Но офицер, видно, боялся красных на берегу и пленных в трюме парохода больше, чем Черной пасти. Он приказал капитану держаться заданного курса. Душегубам, задумавшим черное дело, нужна была именно такая глушь, хотя и капитан и конвойные еще раз заглянули в лоцию Каспия и прочли описание острова Кара-Ада. Описан он был скупо, но предельно точно... Остров Кара-Ада, представляющий собой обломок гигантской скалы, расположен к северу от Кара-Бугазского залива и находится близ мыса Даг-Джиг, что против мыса Бекташ. На острове множество змей... Подходы к острову крайне опасны, он окружен рифами. Якорных стоянок нет. Береговые косы и дно - голая каменная плита, на которой не держатся якоря... Остров небольшой, сильно скалистый. Западный его берег обрывистый, приглублый, а противоположный - более пологий. Длина острова Кара-Ада по мередиану всего около пятисот метров...

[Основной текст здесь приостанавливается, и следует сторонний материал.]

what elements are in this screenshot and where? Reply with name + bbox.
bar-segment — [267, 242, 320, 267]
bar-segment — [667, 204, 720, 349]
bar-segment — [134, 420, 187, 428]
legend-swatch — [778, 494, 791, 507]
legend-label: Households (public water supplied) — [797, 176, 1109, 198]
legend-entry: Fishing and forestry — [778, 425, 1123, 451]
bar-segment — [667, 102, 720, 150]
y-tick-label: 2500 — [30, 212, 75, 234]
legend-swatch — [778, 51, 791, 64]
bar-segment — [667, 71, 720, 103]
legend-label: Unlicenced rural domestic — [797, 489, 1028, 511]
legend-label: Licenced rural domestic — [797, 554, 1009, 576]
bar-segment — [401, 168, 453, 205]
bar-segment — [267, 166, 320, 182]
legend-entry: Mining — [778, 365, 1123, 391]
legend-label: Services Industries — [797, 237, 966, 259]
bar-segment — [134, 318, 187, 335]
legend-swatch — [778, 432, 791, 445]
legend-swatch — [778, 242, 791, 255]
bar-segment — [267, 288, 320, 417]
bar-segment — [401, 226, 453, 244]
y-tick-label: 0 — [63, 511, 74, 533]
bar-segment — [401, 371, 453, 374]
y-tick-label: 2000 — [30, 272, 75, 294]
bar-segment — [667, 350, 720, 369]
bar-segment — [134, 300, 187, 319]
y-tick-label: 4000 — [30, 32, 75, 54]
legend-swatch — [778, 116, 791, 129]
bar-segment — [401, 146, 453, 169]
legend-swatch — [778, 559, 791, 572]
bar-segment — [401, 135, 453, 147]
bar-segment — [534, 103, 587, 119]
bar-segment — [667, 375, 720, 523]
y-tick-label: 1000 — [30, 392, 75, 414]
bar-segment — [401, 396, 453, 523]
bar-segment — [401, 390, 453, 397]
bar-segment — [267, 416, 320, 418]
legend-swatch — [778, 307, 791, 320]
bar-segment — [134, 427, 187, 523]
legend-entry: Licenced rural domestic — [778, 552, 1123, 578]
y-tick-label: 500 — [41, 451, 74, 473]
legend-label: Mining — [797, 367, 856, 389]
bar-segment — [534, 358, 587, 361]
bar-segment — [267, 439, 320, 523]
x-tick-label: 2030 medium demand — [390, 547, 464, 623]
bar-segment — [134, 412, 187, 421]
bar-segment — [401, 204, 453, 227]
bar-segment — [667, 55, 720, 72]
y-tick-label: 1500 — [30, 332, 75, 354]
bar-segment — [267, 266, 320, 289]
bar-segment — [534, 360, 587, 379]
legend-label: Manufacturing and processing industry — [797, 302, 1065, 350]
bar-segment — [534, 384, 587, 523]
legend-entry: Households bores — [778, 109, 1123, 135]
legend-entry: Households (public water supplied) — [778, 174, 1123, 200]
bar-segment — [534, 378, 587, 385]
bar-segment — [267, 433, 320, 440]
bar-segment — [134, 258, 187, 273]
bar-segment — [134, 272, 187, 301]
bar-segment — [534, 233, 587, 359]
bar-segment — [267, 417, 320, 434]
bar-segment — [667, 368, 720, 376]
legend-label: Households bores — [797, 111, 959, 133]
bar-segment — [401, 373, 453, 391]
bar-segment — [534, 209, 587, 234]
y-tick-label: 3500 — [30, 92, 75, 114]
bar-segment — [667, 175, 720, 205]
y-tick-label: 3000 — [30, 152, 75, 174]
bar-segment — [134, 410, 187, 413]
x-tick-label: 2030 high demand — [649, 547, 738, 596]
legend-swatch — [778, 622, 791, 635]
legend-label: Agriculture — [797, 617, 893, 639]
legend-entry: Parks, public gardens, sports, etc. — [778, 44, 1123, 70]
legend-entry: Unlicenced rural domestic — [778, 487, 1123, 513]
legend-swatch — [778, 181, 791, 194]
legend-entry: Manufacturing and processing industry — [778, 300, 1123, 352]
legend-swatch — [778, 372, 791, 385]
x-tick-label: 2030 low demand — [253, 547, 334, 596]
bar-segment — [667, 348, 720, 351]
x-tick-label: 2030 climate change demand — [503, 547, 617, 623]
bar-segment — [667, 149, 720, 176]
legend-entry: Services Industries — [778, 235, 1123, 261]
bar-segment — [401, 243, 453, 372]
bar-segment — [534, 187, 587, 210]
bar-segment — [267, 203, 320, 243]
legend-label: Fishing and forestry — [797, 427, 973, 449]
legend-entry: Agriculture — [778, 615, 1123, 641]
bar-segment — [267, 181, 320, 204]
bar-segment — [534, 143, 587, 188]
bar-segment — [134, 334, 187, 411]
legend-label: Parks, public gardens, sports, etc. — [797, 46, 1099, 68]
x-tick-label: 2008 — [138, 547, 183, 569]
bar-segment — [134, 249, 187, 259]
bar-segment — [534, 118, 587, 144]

Голые камни. Ни капли пресной воды. Змеи... Сюда глухой ночью и привезли заключенных . Высадка их на Кара-Ада длилась несколько часов. Волны не давали подойти шлюпкам к каменистому берегу и пленников толкали в воду, чтобы они добирались до острова своим ходом.
Так же украдкой, с воровской осторожностью пароход, выкрашенный в черно-желтый цвет, ушел от страшного острова. Обреченным на смерть большевикам не дали ни воды, ни корки хлеба... Их было около ста, а сколько точно, никто до сих пор не знает.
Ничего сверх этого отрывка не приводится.